«Tant attendu, le jour J du téléphérique Belcourt-Salembier est enfin arrivé.
C'était samedi matin (1).
.
Une petite pluie fine qui vous transperçait jusqu'aux os, cabines aux vitres embuées, drapeaux de l'inauguration qui claquaient sous les rafales de vent, personnalités «imperméabilisées», curieux gosses rangés sous les rampes de lancement, parapluies ouverts des parents prudents et enfin assaut des grilles de l'entrée parce que c'était gratuit pour deux jours.
Dans la nacelle officielle, ont pris place M. Jacques Chevallier, maire d'Alger, et de nombreux conseillers municipaux, puis MM. De Lavergne, directeur des T.A., Laparre, ingénieur en chef adjoint à la direction, Ebrard, ingénieur de l'exploitation, Godard, inspecteur, Ould Aoudia, Bortolotti, Richier, délégués à l'Assemblée algérienne, Me Rime, premier adjoint au maire, le Père Beaud, curé de La Redoute... et en route.
10 h 35 ! On quitte le ciel de Diar El-Mahçoul. La cabine glisse sans difficulté. «Bon graissage», remarque un inquiet. «Confortable», dit un architecte. «Vitesse constante parfaite», note un ingénieur... A mi-chemin, nous croisons la cabine qui monte. On se salue l'espace d'un éclair... de magnésium !
En bas, c'est la foule, la ville, les toits de la rue Chopin, du bd Amiral Guépratte, les longs cous des usines, les champs de guimauve, les figuiers, les cactus. Mille cris montent jusqu'à nous. Et nous atterrissons enfin après 70 secondes de vol. Le soupir est général. «Déjà, quel dommage ! Une réalisation dont on peut être fier, car, après tout, les T.A. (2), c'est un peu nous tous».
C'est en ces termes que J.H.P., l'auteur de l'article, rapportait l'événement dans Revue Printemps-Alger 1958.
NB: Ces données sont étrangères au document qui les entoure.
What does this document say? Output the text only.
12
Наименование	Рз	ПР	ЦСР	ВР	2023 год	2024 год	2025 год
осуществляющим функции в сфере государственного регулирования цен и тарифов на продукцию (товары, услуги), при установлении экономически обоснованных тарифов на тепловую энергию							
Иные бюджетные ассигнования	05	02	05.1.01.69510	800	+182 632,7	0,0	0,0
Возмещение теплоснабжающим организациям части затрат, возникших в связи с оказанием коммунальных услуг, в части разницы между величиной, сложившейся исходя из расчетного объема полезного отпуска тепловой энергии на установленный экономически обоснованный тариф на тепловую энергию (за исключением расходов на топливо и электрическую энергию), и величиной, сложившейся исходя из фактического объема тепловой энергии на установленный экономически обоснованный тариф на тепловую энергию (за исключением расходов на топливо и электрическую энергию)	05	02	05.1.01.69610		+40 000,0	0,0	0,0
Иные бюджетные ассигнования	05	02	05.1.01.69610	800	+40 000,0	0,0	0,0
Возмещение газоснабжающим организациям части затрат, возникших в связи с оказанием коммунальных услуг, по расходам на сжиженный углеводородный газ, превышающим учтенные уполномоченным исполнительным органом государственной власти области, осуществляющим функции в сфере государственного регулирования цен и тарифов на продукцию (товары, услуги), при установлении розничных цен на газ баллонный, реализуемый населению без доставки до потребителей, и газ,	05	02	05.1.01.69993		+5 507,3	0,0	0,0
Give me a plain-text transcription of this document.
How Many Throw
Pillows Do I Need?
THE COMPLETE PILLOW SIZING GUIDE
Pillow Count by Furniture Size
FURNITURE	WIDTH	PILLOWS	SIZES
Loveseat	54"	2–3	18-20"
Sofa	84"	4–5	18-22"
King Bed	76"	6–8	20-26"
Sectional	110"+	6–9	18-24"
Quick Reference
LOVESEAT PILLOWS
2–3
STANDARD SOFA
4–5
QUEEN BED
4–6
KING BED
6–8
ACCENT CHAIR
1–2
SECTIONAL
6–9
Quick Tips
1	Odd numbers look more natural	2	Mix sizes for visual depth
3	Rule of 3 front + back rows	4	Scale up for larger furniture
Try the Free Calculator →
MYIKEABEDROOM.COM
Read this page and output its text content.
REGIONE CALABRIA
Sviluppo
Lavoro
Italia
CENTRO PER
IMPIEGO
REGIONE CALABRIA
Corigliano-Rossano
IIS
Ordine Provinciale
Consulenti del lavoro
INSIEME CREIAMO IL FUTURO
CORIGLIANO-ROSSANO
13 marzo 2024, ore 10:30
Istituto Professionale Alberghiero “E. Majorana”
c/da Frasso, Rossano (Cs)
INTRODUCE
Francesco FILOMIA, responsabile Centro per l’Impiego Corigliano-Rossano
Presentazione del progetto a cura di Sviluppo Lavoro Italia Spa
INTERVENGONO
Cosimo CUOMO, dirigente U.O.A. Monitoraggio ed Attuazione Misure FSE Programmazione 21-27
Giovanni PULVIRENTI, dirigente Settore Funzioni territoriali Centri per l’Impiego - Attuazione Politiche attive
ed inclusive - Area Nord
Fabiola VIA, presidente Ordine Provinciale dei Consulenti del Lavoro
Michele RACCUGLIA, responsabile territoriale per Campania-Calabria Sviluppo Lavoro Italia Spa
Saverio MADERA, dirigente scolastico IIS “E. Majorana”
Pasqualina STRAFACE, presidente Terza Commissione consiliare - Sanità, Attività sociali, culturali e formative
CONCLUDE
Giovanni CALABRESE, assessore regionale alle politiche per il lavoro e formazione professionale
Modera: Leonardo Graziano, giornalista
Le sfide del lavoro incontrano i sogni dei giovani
Dans la dénomination de ce premier téléphérique d'Afrique du Nord, il est fait allusion au sanctuaire de Sidi M'hamed, dont le cimetière est situé à Belcourt, ou à celui de Sidi Messaoud en amont de la falaise. Ce nouveau moyen de transport reliera donc, sur un parcours aérien de 200 mètres, ce site à Diar El-Mahçoul, haut perché sur une dénivelée de 106 mètres. A partir de cette station, la vue sur la baie d'Alger est imprenable. Une des plus belles au monde, elle constitue un arc presque régulier, enserré entre le Cap Matifou à droite et l'Amirauté à gauche. On devine de proche en proche Fort-de-l'Eau, Lavigerie. Maison-Carrée est reconnaissable à Oued El-Harrach qui dévale des monts de Chréa. Indemne jusqu'à Sidi Arcine, il deviendra un pestilentiel égout à ciel ouvert, réceptacle des rejets de fabriques d'engrais et autres produits chimiques. La moutonnière, qui tiendrait son nom des cheptels ovins qui s'engouffraient dans le port pour être exportés, longe le rivage. La voie ferrée, dont les rails scintillent au soleil, pénètre jusqu'au coeur de la ville. Au niveau des Sablettes, c'est déjà le port et l'usine à gaz combustible, appelé gaz de ville. Le Hamma, incrusté entre le Bois des Arcades et la rue Sadi Carnot, offre à la vue le Stade Municipal (20 Août) et le non moins célèbre paradis terrestre du Jardin d'essai.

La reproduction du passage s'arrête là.